The hottest qingcloud new dual engine big data ser

  • Detail

Qingyun qingcloud's new dual engine big data service sparkmr was officially launched

in order to enable users to obtain more flexible and efficient big data solutions, Qingyun qingcloud officially launched the "spark" + "Hadoop" dual engine big data platform sparkmr

sparkmr on qingcloud integrates spark and Hadoop MapReduce dual computing engines, provides a unified HDFS data storage engine and yarn scheduling system, and provides users with a new cloud big data processing platform that is flexible, efficient and multi-mode switchable

in the era of big data, data resources are intangible assets of enterprises and one of their core competitiveness. How to manage and analyze data in a unified way with low cost and high efficiency and obtain business decision support has become a difficult problem for enterprises. The big data platform came into being for this demand of enterprises and continued to develop and innovate

Qingyun qingcloud guaranteed the normal use of the experimental machine in August 2015 and launched spark based big data clustering service.
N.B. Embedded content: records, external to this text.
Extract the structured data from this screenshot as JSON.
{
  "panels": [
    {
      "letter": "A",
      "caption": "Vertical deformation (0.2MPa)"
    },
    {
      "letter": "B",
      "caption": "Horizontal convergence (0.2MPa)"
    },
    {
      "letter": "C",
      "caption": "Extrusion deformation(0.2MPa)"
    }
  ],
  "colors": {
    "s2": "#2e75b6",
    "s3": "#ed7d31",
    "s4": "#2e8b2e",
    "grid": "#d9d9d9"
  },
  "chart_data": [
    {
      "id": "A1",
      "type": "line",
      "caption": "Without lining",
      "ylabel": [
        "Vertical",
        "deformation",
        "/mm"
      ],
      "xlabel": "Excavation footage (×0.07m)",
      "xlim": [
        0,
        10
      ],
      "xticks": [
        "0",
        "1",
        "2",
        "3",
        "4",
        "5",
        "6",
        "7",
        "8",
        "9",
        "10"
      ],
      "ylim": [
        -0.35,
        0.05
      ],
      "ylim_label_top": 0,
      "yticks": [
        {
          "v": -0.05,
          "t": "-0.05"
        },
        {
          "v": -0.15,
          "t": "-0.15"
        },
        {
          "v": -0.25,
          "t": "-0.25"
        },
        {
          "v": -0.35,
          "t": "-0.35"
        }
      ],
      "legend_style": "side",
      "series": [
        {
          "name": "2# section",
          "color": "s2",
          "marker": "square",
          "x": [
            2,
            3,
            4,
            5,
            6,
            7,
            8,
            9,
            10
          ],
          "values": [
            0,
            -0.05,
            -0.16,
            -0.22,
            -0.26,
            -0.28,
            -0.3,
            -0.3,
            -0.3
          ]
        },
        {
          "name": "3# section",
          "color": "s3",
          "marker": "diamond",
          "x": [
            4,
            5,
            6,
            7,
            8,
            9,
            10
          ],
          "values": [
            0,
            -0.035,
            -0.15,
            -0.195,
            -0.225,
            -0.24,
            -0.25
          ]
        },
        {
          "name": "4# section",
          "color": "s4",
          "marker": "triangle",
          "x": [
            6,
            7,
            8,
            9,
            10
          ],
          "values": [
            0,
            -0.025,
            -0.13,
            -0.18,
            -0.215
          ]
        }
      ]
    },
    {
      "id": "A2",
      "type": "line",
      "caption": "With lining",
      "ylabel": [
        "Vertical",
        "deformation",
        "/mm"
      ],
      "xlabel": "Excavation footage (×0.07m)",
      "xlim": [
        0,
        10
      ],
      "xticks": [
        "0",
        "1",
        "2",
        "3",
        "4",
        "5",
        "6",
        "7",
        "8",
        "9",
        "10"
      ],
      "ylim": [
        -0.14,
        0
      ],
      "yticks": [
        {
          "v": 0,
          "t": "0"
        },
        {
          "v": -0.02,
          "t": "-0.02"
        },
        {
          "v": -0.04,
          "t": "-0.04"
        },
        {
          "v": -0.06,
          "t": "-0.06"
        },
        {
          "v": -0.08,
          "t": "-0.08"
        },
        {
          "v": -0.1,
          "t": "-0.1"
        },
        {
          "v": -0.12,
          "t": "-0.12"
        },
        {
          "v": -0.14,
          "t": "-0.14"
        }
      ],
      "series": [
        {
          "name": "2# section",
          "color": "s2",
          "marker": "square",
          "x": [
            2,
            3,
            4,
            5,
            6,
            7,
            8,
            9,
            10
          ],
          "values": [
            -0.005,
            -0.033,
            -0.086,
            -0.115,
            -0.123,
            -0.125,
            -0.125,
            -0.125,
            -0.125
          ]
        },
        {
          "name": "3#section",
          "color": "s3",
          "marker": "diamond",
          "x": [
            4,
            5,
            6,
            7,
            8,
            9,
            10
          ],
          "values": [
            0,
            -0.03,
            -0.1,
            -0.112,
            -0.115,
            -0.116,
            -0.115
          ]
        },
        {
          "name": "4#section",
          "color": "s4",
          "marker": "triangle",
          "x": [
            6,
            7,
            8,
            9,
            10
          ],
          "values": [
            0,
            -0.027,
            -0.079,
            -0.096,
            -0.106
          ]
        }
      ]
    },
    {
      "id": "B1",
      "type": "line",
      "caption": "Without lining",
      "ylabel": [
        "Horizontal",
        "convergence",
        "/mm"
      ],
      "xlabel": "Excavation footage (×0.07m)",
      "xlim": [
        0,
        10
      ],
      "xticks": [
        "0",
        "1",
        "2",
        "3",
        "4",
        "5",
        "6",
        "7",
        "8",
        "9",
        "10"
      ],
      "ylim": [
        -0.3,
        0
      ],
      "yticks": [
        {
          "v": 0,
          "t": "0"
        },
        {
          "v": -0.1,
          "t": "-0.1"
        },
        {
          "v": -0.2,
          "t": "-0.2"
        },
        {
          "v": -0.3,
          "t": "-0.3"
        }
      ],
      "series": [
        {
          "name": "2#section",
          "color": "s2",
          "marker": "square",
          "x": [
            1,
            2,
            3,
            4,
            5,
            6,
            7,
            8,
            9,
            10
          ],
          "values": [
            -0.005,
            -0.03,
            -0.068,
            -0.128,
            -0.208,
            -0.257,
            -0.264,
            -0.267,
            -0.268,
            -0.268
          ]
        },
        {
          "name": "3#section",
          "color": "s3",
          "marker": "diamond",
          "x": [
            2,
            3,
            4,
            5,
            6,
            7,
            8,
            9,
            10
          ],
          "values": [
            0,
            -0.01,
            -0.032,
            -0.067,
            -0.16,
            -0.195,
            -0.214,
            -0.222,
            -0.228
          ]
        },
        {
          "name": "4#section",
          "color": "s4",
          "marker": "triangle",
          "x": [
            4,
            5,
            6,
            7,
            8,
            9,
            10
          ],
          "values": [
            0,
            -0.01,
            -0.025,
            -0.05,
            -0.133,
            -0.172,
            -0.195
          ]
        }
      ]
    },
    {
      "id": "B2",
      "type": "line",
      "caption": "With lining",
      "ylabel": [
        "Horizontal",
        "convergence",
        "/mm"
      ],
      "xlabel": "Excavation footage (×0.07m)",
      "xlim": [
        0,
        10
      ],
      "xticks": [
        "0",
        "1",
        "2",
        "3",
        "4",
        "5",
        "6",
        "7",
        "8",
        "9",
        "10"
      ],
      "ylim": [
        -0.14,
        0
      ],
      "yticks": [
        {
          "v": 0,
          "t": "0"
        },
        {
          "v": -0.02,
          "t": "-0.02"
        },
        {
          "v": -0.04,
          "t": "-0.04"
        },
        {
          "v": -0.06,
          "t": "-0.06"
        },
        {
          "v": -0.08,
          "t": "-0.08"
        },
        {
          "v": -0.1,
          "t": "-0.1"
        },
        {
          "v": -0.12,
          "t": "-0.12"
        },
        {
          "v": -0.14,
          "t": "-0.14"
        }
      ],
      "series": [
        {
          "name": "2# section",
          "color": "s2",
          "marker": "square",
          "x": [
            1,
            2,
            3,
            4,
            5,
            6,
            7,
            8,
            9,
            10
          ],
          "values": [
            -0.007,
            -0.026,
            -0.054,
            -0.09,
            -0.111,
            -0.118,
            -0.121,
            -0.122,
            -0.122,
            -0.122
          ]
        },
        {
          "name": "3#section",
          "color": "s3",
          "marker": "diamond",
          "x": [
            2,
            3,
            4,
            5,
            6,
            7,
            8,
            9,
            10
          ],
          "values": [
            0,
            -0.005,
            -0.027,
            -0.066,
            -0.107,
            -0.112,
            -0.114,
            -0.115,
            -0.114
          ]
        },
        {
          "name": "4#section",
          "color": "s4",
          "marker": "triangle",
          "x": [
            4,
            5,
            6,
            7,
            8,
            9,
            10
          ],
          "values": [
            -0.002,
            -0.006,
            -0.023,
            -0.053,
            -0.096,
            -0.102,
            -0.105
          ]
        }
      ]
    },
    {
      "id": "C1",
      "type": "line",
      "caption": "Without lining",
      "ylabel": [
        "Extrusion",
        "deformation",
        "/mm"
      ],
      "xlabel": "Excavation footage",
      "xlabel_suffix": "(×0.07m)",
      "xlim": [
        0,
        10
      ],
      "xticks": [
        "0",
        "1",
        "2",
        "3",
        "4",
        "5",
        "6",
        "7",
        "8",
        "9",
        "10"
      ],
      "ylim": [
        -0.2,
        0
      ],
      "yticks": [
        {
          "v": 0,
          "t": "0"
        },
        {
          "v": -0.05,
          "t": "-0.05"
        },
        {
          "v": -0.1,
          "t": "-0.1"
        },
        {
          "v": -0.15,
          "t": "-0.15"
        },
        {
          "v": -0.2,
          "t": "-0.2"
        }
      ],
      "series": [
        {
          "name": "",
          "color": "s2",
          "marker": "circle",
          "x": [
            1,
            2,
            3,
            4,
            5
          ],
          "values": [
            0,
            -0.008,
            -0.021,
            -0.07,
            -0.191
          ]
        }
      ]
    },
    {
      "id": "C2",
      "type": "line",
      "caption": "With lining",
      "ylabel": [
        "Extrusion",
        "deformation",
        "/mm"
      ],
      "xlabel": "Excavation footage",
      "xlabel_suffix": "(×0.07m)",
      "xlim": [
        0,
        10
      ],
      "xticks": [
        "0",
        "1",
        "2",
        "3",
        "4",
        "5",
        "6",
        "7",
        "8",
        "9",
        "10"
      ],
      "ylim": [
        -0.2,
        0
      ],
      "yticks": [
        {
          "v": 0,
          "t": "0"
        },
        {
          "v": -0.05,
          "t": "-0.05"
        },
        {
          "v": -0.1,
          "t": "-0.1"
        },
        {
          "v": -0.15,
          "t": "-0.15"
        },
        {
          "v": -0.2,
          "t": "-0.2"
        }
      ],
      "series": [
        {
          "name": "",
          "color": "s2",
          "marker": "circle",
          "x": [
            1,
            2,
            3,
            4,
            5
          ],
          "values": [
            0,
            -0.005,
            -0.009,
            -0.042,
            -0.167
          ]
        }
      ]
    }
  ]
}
In December of the same year, it launched Hadoop clustering service as a powerful supplement to the big data basic platform to meet the different needs of enterprises in the field of big data

however, as spark and Hadoop are two independent services, users need to deploy two sets of HDFS when using these two processing engines at the same time, and two copies of the same data need to be loaded and stored, which is not the best choice in terms of cost or efficiency

at the same time, from the perspective of unified data management, Qingyun qingcloud launched sparkmr on qingcloud, which was delivered to users through the qingcloud AppCenter in the form of cloud applications, and comprehensively upgraded and integrated the spark and Hadoop services of the original big data platform. (sparkmr supports Apache Hadoop 2.7.3 and Apache spark 2.2.0.)

after the combination of spark and Hadoop, in addition to significantly reducing costs, compared with the original big data platform, it also provides richer and more flexible optional configurations. Users can customize node configurations by role (CPU 2~16 cores optional, memory 2~64 GB optional)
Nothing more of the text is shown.